Obviously a lot of smart people have put a lot of thought into this so I’m wanting to understand what I’m missing. Why wait until the last minute to surprise developers with Sonar scan findings? Why not just scan all branches all the time?
It’s an interesting question – and I don’t think there’s a perfect answer. I see the benefits of both approaches.
Here is some of my thinking behind it:
Running analysis on each push of each branch consumes build resources, which may or may not be okay in your environment. Lots of SonarCloud users are running on hosted build environments with limited build minutes.
Developers can use SonarLint to catch issues as they code. This is a free IDE extension that integrates with SonarCloud, and it’s quicker than running a branch analysis.
Pull Request Analysis allows developers to get results without leaving their DevOps platform as a result of Pull Request Decoration.
And, all of that said, if you feel it’s more beneficial for branch analysis to run on each commit of each branch… nothing stops you from configuring it that way!
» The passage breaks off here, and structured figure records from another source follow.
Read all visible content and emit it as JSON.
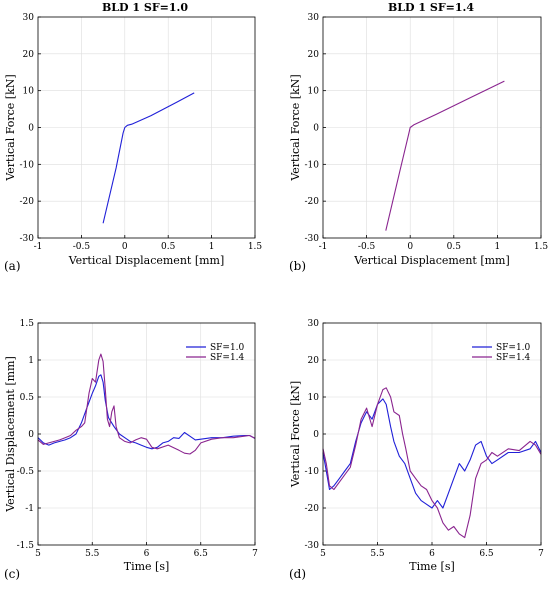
{
  "colors": {
    "sf10": "#2020d8",
    "sf14": "#8a258f",
    "axis": "#000000",
    "grid": "#dddddd"
  },
  "chart_data": [
    {
      "panel": "(a)",
      "type": "line",
      "title": "BLD 1 SF=1.0",
      "xlabel": "Vertical Displacement [mm]",
      "ylabel": "Vertical Force [kN]",
      "xlim": [
        -1,
        1.5
      ],
      "ylim": [
        -30,
        30
      ],
      "xticks": [
        "-1",
        "-0.5",
        "0",
        "0.5",
        "1",
        "1.5"
      ],
      "yticks": [
        "-30",
        "-20",
        "-10",
        "0",
        "10",
        "20",
        "30"
      ],
      "grid": true,
      "series": [
        {
          "color": "sf10",
          "points": [
            [
              -0.25,
              -26
            ],
            [
              -0.1,
              -11
            ],
            [
              -0.02,
              -1.5
            ],
            [
              0,
              0
            ],
            [
              0.03,
              0.6
            ],
            [
              0.08,
              0.9
            ],
            [
              0.3,
              3.2
            ],
            [
              0.6,
              6.9
            ],
            [
              0.8,
              9.4
            ]
          ]
        }
      ]
    },
    {
      "panel": "(b)",
      "type": "line",
      "title": "BLD 1 SF=1.4",
      "xlabel": "Vertical Displacement [mm]",
      "ylabel": "Vertical Force [kN]",
      "xlim": [
        -1,
        1.5
      ],
      "ylim": [
        -30,
        30
      ],
      "xticks": [
        "-1",
        "-0.5",
        "0",
        "0.5",
        "1",
        "1.5"
      ],
      "yticks": [
        "-30",
        "-20",
        "-10",
        "0",
        "10",
        "20",
        "30"
      ],
      "grid": true,
      "series": [
        {
          "color": "sf14",
          "points": [
            [
              -0.28,
              -28
            ],
            [
              -0.12,
              -12
            ],
            [
              -0.02,
              -2
            ],
            [
              0,
              0
            ],
            [
              0.04,
              0.7
            ],
            [
              0.3,
              3.6
            ],
            [
              0.7,
              8.2
            ],
            [
              1.08,
              12.6
            ]
          ]
        }
      ]
    },
    {
      "panel": "(c)",
      "type": "line",
      "xlabel": "Time [s]",
      "ylabel": "Vertical Displacement [mm]",
      "xlim": [
        5,
        7
      ],
      "ylim": [
        -1.5,
        1.5
      ],
      "xticks": [
        "5",
        "5.5",
        "6",
        "6.5",
        "7"
      ],
      "yticks": [
        "-1.5",
        "-1",
        "-0.5",
        "0",
        "0.5",
        "1",
        "1.5"
      ],
      "grid": true,
      "legend": "top-right",
      "series": [
        {
          "name": "SF=1.0",
          "color": "sf10",
          "points": [
            [
              5.0,
              -0.05
            ],
            [
              5.05,
              -0.12
            ],
            [
              5.1,
              -0.15
            ],
            [
              5.15,
              -0.12
            ],
            [
              5.2,
              -0.1
            ],
            [
              5.25,
              -0.08
            ],
            [
              5.3,
              -0.05
            ],
            [
              5.35,
              0.0
            ],
            [
              5.4,
              0.15
            ],
            [
              5.45,
              0.35
            ],
            [
              5.5,
              0.55
            ],
            [
              5.53,
              0.65
            ],
            [
              5.56,
              0.78
            ],
            [
              5.58,
              0.8
            ],
            [
              5.6,
              0.7
            ],
            [
              5.62,
              0.45
            ],
            [
              5.65,
              0.22
            ],
            [
              5.7,
              0.1
            ],
            [
              5.75,
              0.0
            ],
            [
              5.8,
              -0.05
            ],
            [
              5.85,
              -0.1
            ],
            [
              5.9,
              -0.12
            ],
            [
              5.95,
              -0.15
            ],
            [
              6.0,
              -0.18
            ],
            [
              6.05,
              -0.2
            ],
            [
              6.1,
              -0.18
            ],
            [
              6.15,
              -0.12
            ],
            [
              6.2,
              -0.1
            ],
            [
              6.25,
              -0.05
            ],
            [
              6.3,
              -0.06
            ],
            [
              6.35,
              0.02
            ],
            [
              6.4,
              -0.03
            ],
            [
              6.45,
              -0.08
            ],
            [
              6.5,
              -0.07
            ],
            [
              6.6,
              -0.05
            ],
            [
              6.7,
              -0.05
            ],
            [
              6.8,
              -0.03
            ],
            [
              6.9,
              -0.02
            ],
            [
              6.95,
              -0.02
            ],
            [
              7.0,
              -0.06
            ]
          ]
        },
        {
          "name": "SF=1.4",
          "color": "sf14",
          "points": [
            [
              5.0,
              -0.08
            ],
            [
              5.05,
              -0.14
            ],
            [
              5.1,
              -0.12
            ],
            [
              5.15,
              -0.1
            ],
            [
              5.2,
              -0.08
            ],
            [
              5.25,
              -0.05
            ],
            [
              5.3,
              -0.02
            ],
            [
              5.35,
              0.05
            ],
            [
              5.4,
              0.1
            ],
            [
              5.43,
              0.15
            ],
            [
              5.47,
              0.55
            ],
            [
              5.5,
              0.75
            ],
            [
              5.53,
              0.7
            ],
            [
              5.56,
              1.0
            ],
            [
              5.58,
              1.08
            ],
            [
              5.6,
              0.98
            ],
            [
              5.62,
              0.6
            ],
            [
              5.64,
              0.2
            ],
            [
              5.66,
              0.1
            ],
            [
              5.68,
              0.3
            ],
            [
              5.7,
              0.38
            ],
            [
              5.72,
              0.1
            ],
            [
              5.75,
              -0.05
            ],
            [
              5.8,
              -0.1
            ],
            [
              5.85,
              -0.12
            ],
            [
              5.9,
              -0.08
            ],
            [
              5.95,
              -0.05
            ],
            [
              6.0,
              -0.07
            ],
            [
              6.05,
              -0.18
            ],
            [
              6.1,
              -0.2
            ],
            [
              6.2,
              -0.15
            ],
            [
              6.3,
              -0.22
            ],
            [
              6.35,
              -0.26
            ],
            [
              6.4,
              -0.27
            ],
            [
              6.45,
              -0.22
            ],
            [
              6.5,
              -0.12
            ],
            [
              6.6,
              -0.07
            ],
            [
              6.7,
              -0.05
            ],
            [
              6.8,
              -0.05
            ],
            [
              6.9,
              -0.03
            ],
            [
              6.95,
              -0.02
            ],
            [
              7.0,
              -0.06
            ]
          ]
        }
      ]
    },
    {
      "panel": "(d)",
      "type": "line",
      "xlabel": "Time [s]",
      "ylabel": "Vertical Force [kN]",
      "xlim": [
        5,
        7
      ],
      "ylim": [
        -30,
        30
      ],
      "xticks": [
        "5",
        "5.5",
        "6",
        "6.5",
        "7"
      ],
      "yticks": [
        "-30",
        "-20",
        "-10",
        "0",
        "10",
        "20",
        "30"
      ],
      "grid": true,
      "legend": "top-right",
      "series": [
        {
          "name": "SF=1.0",
          "color": "sf10",
          "points": [
            [
              5.0,
              -5
            ],
            [
              5.03,
              -10
            ],
            [
              5.06,
              -15
            ],
            [
              5.1,
              -14
            ],
            [
              5.15,
              -12
            ],
            [
              5.2,
              -10
            ],
            [
              5.25,
              -8
            ],
            [
              5.3,
              -2
            ],
            [
              5.35,
              3
            ],
            [
              5.4,
              6
            ],
            [
              5.45,
              4
            ],
            [
              5.5,
              8
            ],
            [
              5.55,
              9.5
            ],
            [
              5.58,
              8
            ],
            [
              5.62,
              2
            ],
            [
              5.65,
              -2
            ],
            [
              5.7,
              -6
            ],
            [
              5.75,
              -8
            ],
            [
              5.8,
              -12
            ],
            [
              5.85,
              -16
            ],
            [
              5.9,
              -18
            ],
            [
              5.95,
              -19
            ],
            [
              6.0,
              -20
            ],
            [
              6.05,
              -18
            ],
            [
              6.1,
              -20
            ],
            [
              6.15,
              -16
            ],
            [
              6.2,
              -12
            ],
            [
              6.25,
              -8
            ],
            [
              6.3,
              -10
            ],
            [
              6.35,
              -7
            ],
            [
              6.4,
              -3
            ],
            [
              6.45,
              -2
            ],
            [
              6.5,
              -6
            ],
            [
              6.55,
              -8
            ],
            [
              6.6,
              -7
            ],
            [
              6.7,
              -5
            ],
            [
              6.8,
              -5
            ],
            [
              6.9,
              -4
            ],
            [
              6.95,
              -2
            ],
            [
              7.0,
              -5
            ]
          ]
        },
        {
          "name": "SF=1.4",
          "color": "sf14",
          "points": [
            [
              5.0,
              -4
            ],
            [
              5.03,
              -8
            ],
            [
              5.06,
              -14
            ],
            [
              5.1,
              -15
            ],
            [
              5.15,
              -13
            ],
            [
              5.2,
              -11
            ],
            [
              5.25,
              -9
            ],
            [
              5.3,
              -3
            ],
            [
              5.35,
              4
            ],
            [
              5.4,
              7
            ],
            [
              5.45,
              2
            ],
            [
              5.5,
              8
            ],
            [
              5.55,
              12
            ],
            [
              5.58,
              12.5
            ],
            [
              5.62,
              10
            ],
            [
              5.65,
              6
            ],
            [
              5.7,
              5
            ],
            [
              5.73,
              0
            ],
            [
              5.76,
              -4
            ],
            [
              5.8,
              -10
            ],
            [
              5.85,
              -12
            ],
            [
              5.9,
              -14
            ],
            [
              5.95,
              -15
            ],
            [
              6.0,
              -18
            ],
            [
              6.05,
              -20
            ],
            [
              6.1,
              -24
            ],
            [
              6.15,
              -26
            ],
            [
              6.2,
              -25
            ],
            [
              6.25,
              -27
            ],
            [
              6.3,
              -28
            ],
            [
              6.35,
              -22
            ],
            [
              6.4,
              -12
            ],
            [
              6.45,
              -8
            ],
            [
              6.5,
              -7
            ],
            [
              6.55,
              -5
            ],
            [
              6.6,
              -6
            ],
            [
              6.7,
              -4
            ],
            [
              6.8,
              -4.5
            ],
            [
              6.9,
              -2
            ],
            [
              6.95,
              -3
            ],
            [
              7.0,
              -5.5
            ]
          ]
        }
      ]
    }
  ]
}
It’s common to see Sonar users analyze both branches and pull requests.
I think this depends, partly, on the size of changesets your developers are introducing (more changes, more issues).
And, if you block the merge of a pull request until the Quality Gate is green (which is what we encourage), you start to nudge developers towards better habits around clean code (using SonarLint, rasing a pull request earlier for feedback from Sonar and from peers)
If you haven’t had a solution for Clean Code in your enterprise before, you might not know how they’ll react! We believe that across the board, developers want to deliver good code, as long as they have the right tools.